With growing concern about the flu, alcohol-based hand sanitizers (like Purell) are being place in homes, schools, supermarkets, and many other places.  These products use alcohol as a base, and there have been stories, fueled by the media and Internet, that the high alcohol content of these products could pose a health hazard to children.
To see how much reality there might be to these stories, researchers at a regional poison center reviewed all calls they received concerning exposure to these products among children under 6 years of age over a recent 7-year period.
There were 847 children who had been exposed with an average age of just under 2 years. None of the children experienced effects that were considered moderate or major, nor were there any deaths due to these exposures.

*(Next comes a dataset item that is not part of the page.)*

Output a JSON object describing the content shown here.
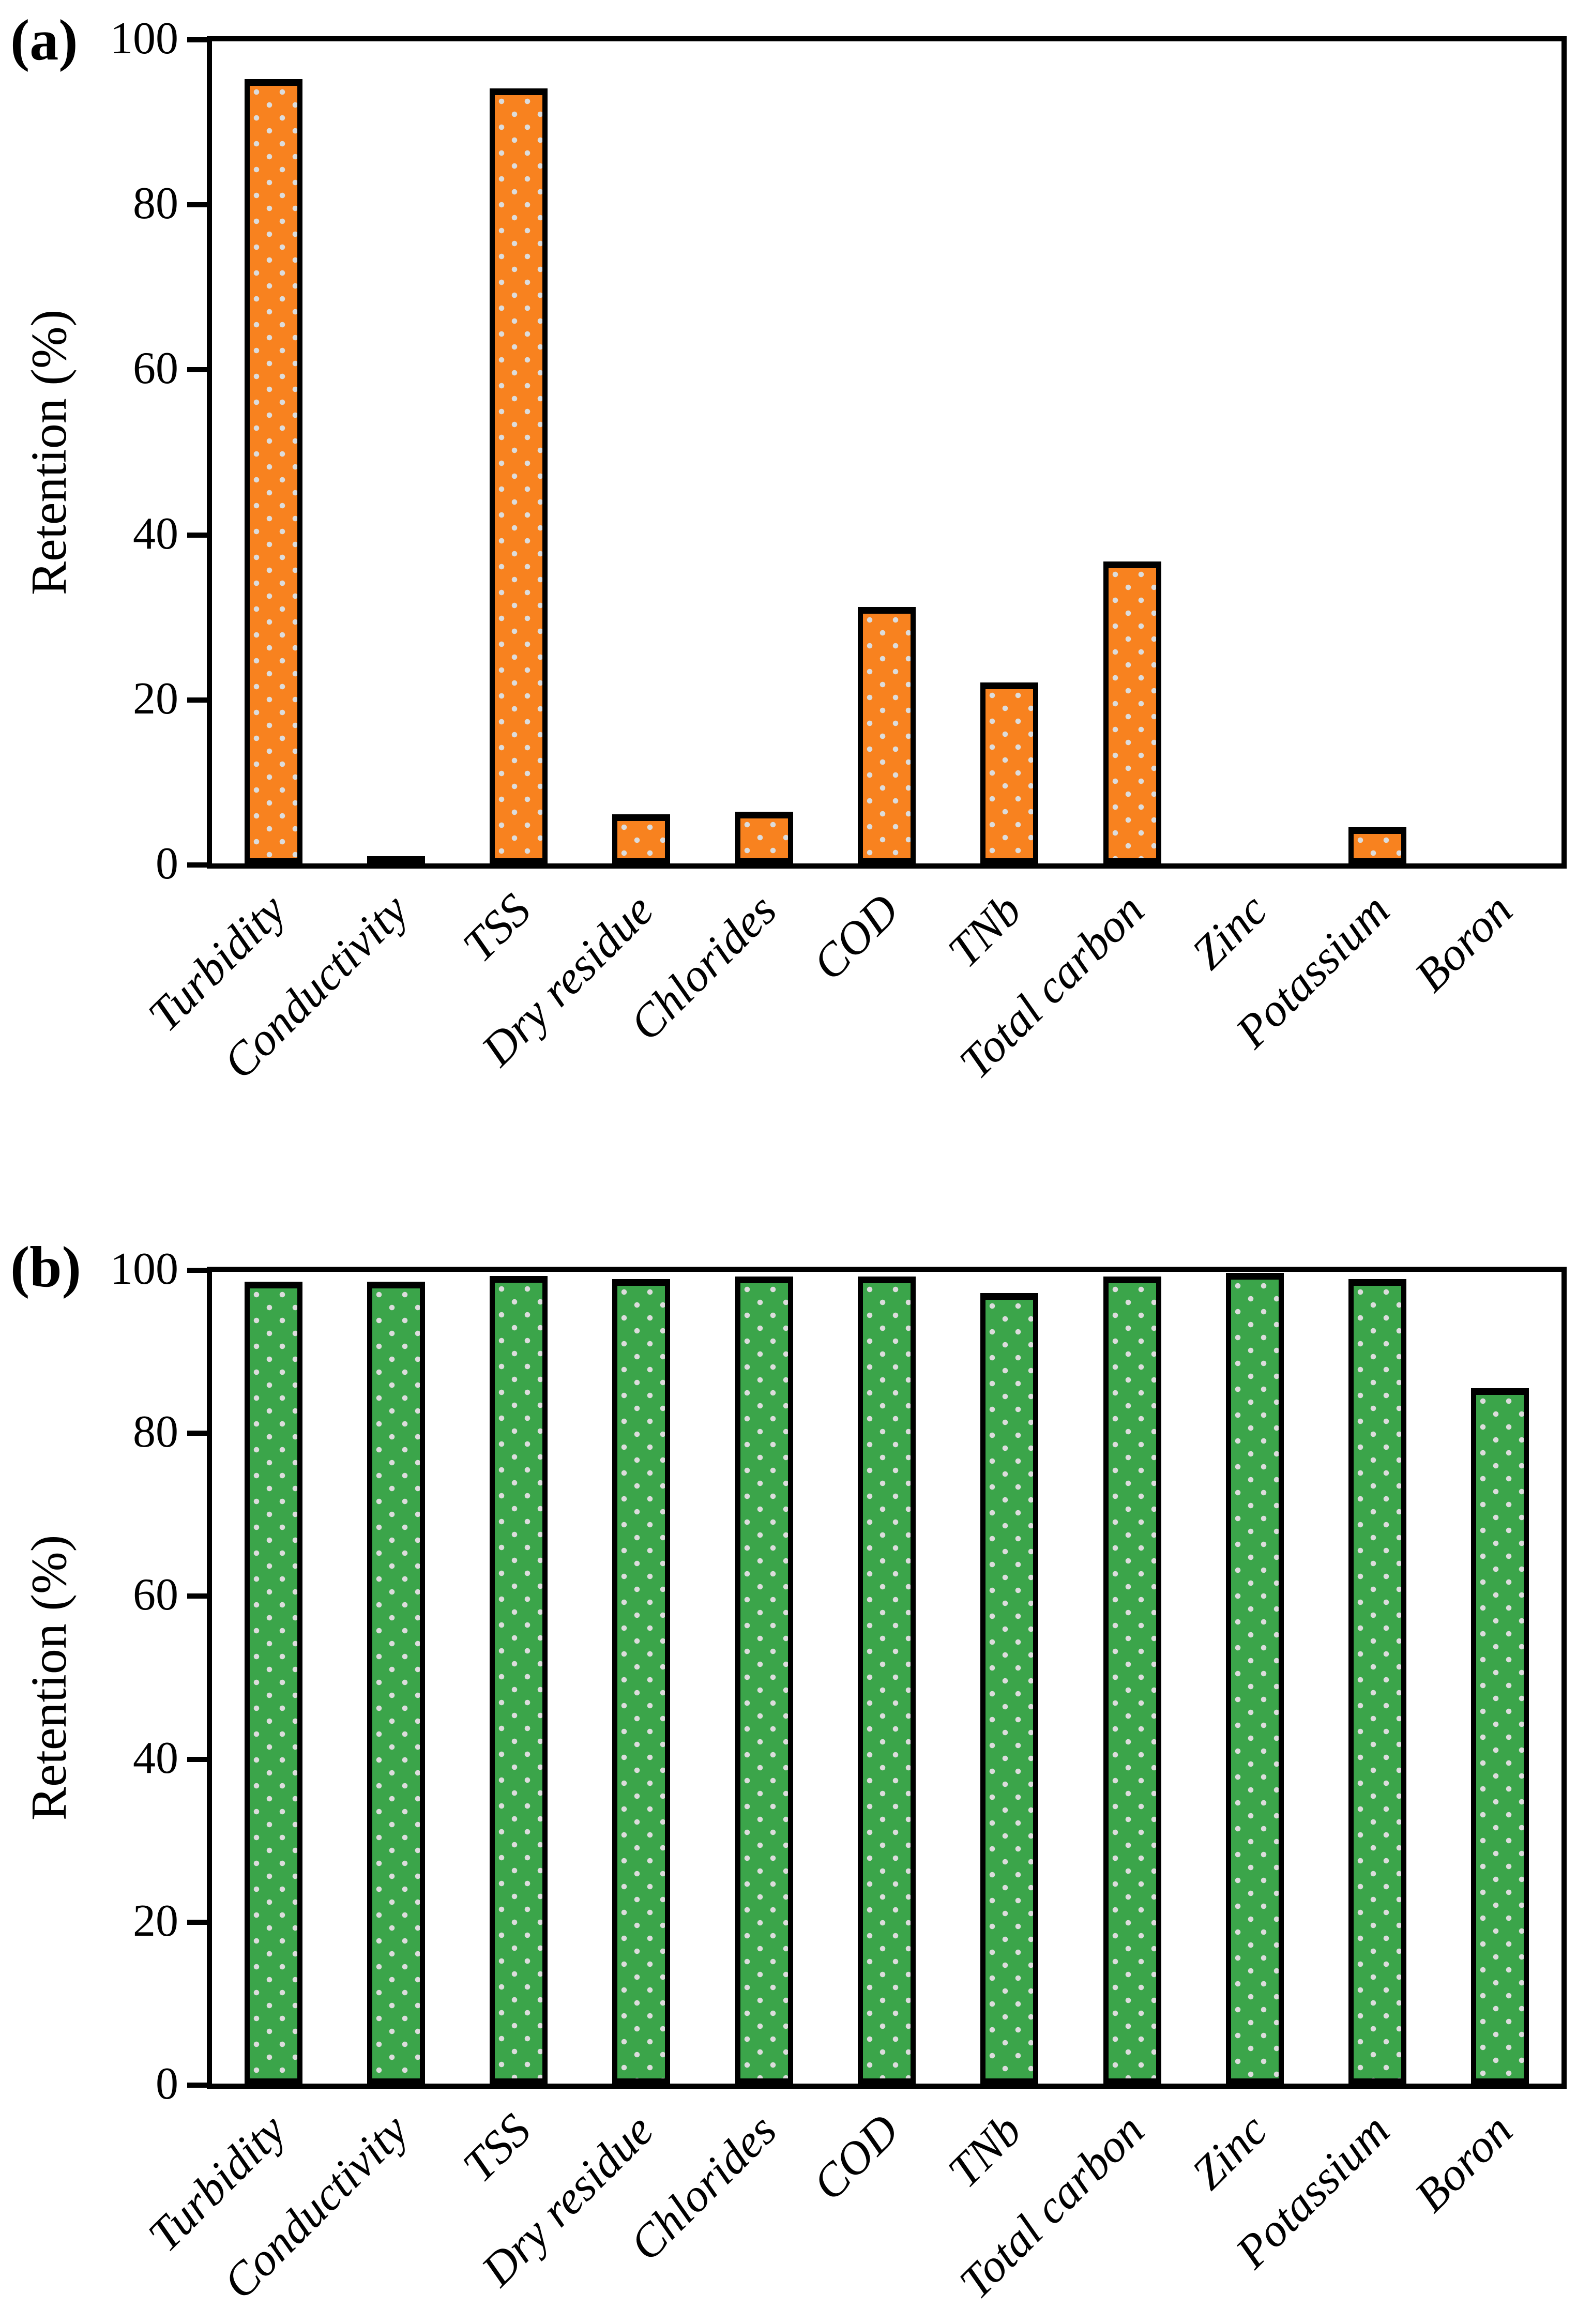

The authors conclude that “children of this age have frequent hand-to-mouth activity and environmental curiosity, making the application or availability of a hand sanitizer the perfect situation for an exposure to occur.”  Despite this, and the fact that alcohol-based products have the potential to cause some toxic effects, “the benefits of prevention of illness outweigh the hazards when used in a supervised situation.”  (Pediatric  Emergency  Care, October, 2009, pp.665-666)

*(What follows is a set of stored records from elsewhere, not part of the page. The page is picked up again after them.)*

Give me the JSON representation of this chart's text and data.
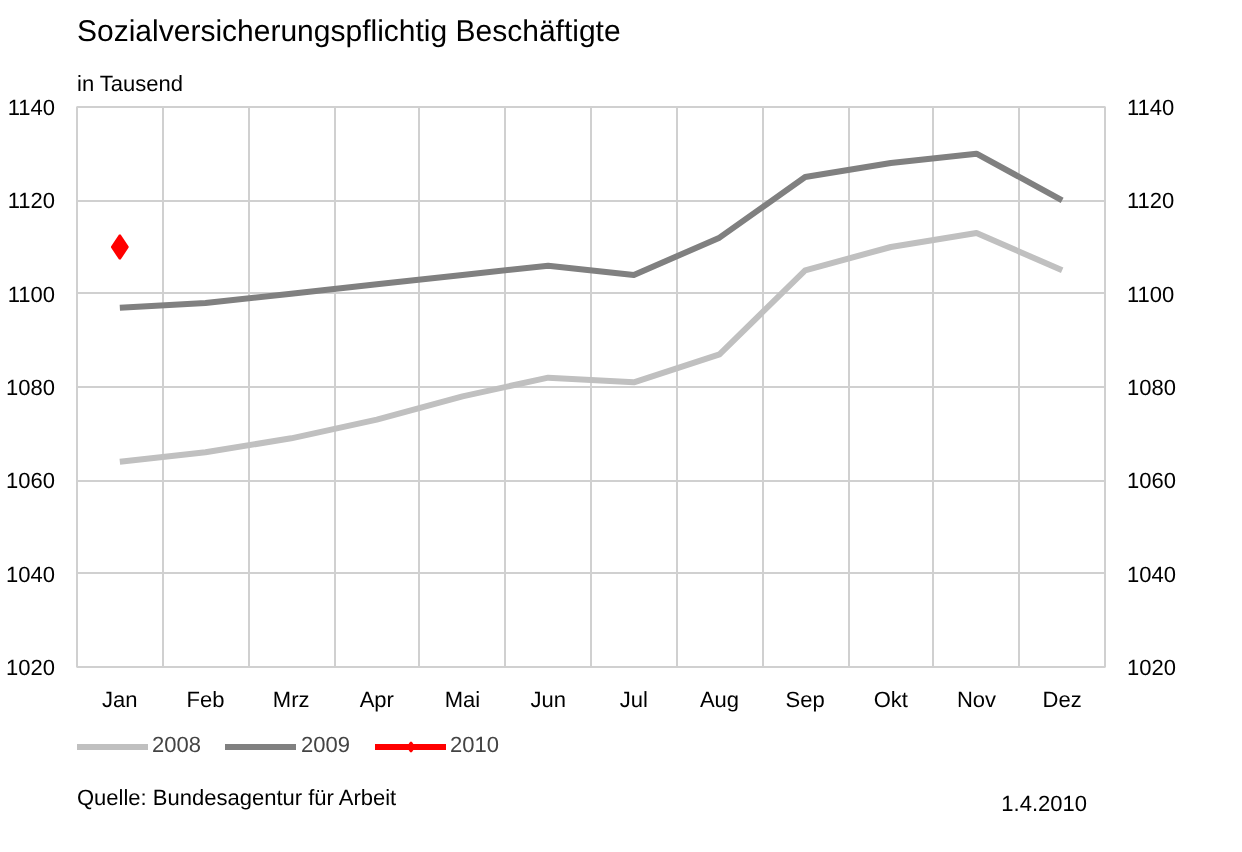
{
  "chart_data": {
    "type": "line",
    "title": "Sozialversicherungspflichtig Beschäftigte",
    "subtitle": "in Tausend",
    "categories": [
      "Jan",
      "Feb",
      "Mrz",
      "Apr",
      "Mai",
      "Jun",
      "Jul",
      "Aug",
      "Sep",
      "Okt",
      "Nov",
      "Dez"
    ],
    "series": [
      {
        "name": "2008",
        "color": "#c0c0c0",
        "marker": "none",
        "values": [
          1064,
          1066,
          1069,
          1073,
          1078,
          1082,
          1081,
          1087,
          1105,
          1110,
          1113,
          1105
        ]
      },
      {
        "name": "2009",
        "color": "#808080",
        "marker": "none",
        "values": [
          1097,
          1098,
          1100,
          1102,
          1104,
          1106,
          1104,
          1112,
          1125,
          1128,
          1130,
          1120
        ]
      },
      {
        "name": "2010",
        "color": "#ff0000",
        "marker": "diamond",
        "values": [
          1110,
          null,
          null,
          null,
          null,
          null,
          null,
          null,
          null,
          null,
          null,
          null
        ]
      }
    ],
    "ylim": [
      1020,
      1140
    ],
    "yticks": [
      1020,
      1040,
      1060,
      1080,
      1100,
      1120,
      1140
    ],
    "y2lim": [
      1020,
      1140
    ],
    "y2ticks": [
      1020,
      1040,
      1060,
      1080,
      1100,
      1120,
      1140
    ],
    "grid": true,
    "legend": "bottom",
    "line_style": "solid",
    "annotations": [
      "Quelle: Bundesagentur für Arbeit",
      "1.4.2010"
    ]
  }
}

COMMENT: This report is reassuring, particularly in these months when concerns about transmitting flu have made hand sanitizers such an important part of good hygiene. At the same time, this report serves to remind us that these hand sanitizers do indeed contain relatively large amounts of alcohol, and like so many other medicines and related products, they should be kept out of the reach of children and should only be used with appropriate supervision.